Today, it is recommended to short before 152.50, stop loss: 152.80; target: 151.70, 151.60
EUR/USD
After falling to a near four-month low of 1.0761 last week, the US dollar fell as the demand for high-yield stocks re-heated after the release of encouraging macroeconomic data from the United States. The euro once successfully regained the 1.0800 mark, but driven by the gloomy market sentiment, the US dollar maintained its positive momentum before the weekend, pushing the euro back below $1.08, but then the political situation took its toll. The ongoing geopolitical tensions in the Middle East and the uncertainty of the looming US presidential election can explain the EUR/USD trend this week. At this stage, the focus of market concerns is that once Trump takes office, he will write off all the efforts of the Federal Reserve to curb inflation without triggering a recession. EUR/USD continues to maintain a bearish momentum. But the recent technical outlook suggests that sellers remain on the sidelines for the time being. Improved risk sentiment, coupled with a pullback in US Treasury yields, led to a temporary loss of interest in US dollar buying, pushing EUR/USD higher.
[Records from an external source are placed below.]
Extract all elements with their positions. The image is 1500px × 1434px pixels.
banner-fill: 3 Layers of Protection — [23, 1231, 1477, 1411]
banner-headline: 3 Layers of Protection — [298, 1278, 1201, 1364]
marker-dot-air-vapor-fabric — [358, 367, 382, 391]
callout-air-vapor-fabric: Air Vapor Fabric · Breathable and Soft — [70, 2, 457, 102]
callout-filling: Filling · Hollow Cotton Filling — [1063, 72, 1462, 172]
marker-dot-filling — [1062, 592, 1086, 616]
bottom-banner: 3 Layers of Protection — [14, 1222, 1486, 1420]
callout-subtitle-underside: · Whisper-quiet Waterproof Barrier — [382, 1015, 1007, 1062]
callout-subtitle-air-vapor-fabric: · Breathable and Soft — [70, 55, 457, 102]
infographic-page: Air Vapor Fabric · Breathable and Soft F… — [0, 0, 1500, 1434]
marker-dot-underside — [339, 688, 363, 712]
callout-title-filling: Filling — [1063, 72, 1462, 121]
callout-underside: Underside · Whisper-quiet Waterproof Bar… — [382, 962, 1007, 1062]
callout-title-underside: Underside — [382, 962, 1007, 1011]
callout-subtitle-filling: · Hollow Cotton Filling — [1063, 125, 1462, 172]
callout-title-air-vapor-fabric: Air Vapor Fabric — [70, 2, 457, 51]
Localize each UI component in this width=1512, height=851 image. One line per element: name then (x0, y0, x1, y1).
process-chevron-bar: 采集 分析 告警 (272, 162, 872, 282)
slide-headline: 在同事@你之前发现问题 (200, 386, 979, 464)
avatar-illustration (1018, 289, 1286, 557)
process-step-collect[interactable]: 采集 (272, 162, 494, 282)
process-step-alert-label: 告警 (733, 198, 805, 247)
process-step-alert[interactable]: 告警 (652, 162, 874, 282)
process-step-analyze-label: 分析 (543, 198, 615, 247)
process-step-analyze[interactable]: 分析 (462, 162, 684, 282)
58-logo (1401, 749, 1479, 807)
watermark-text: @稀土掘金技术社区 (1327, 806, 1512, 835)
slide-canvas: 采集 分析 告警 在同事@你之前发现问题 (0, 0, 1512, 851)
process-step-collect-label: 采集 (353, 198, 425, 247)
As the week ended, EUR/USD fell for the fourth consecutive week, trading just below 1.08. From a technical perspective, the pair is expected to continue its decline on the weekly chart, although the downward momentum seems to be slowly fading. However, EUR/USD is still holding below the 21 (1.0931) and 50 (1.0880) week simple moving averages, while also struggling below the 100-week simple moving average (1.0829). Meanwhile, while the momentum indicator has flattened within neutral levels, the 14-week relative strength index (RSI) of technical indicators maintains a bearish slope around 42.50, consistent with further declines ahead. Initial support is 1.2761 (last week's low), and 1.0740 (61.8% Fibonacci retracement of 1.0448 to 1.1214). If it breaks, it will fall to the 1.0700 round number level. On the contrary, buying may push the currency pair above the resistance of 1.0871 (last week's high), and 1.0880 (50-week moving average). If it breaks above this resistance, it will face the 1.0921 (38.2% Fibonacci retracement), and 1.0931 (21-week moving average). If it breaks above this resistance area, it will face the psychological level of 1.1000.
Today, it is recommended to short the euro before 1.0810, stop loss: 1.0825, target: 1.0770, 1.0760.